The Carmel, Indiana-based company produced $6 million in long-term care insurance sales for the quarter, up from $5.6 million for the second quarter of 2015.

Total long-term care insurance premium revenue fell to $118 million, from $120 million, but the interest-adjusted benefits ratio, or ratio of benefits costs to revenue, fell to 77.9 percent, from 84.6 percent.

The long-term care insurance underwriting margin — premium revenue plus interest income, minus benefits costs — rose to $26 million, from $19 million.

Because some long-term care insurance policyholders responded to premium increases by dropping their coverage, the company was able to free up $5 million of the reserves backing its long-term care insurance policies.

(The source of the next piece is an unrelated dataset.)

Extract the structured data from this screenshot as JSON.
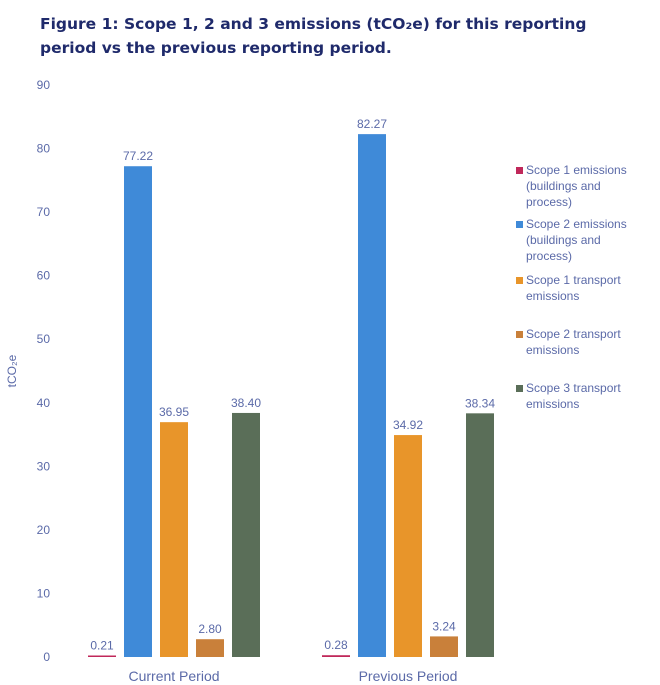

The company as a whole is reporting $60 million in net income for the quarter on $1 billion in revenue, up from $47 million in net income on $959 million in revenue.

Company executives today held a conference call with securities analysts to discuss the second-quarter results. During the call, which was streamed live on the Web, executives said they do not talk about the interest rates they are getting on the assets backing specific product lines.

But Erik Helding, the chief financial officer, said the company has been assuming that it will get an average rate of about 6.5 percent on money invested this year, and that the company has been doing a little better than it had expected on new-money yields.

Because the investments backing long-term care insurance products tend to have a longer duration, the average yield on new long-term care insurance-related investments is a little higher than the overall average, Helding said.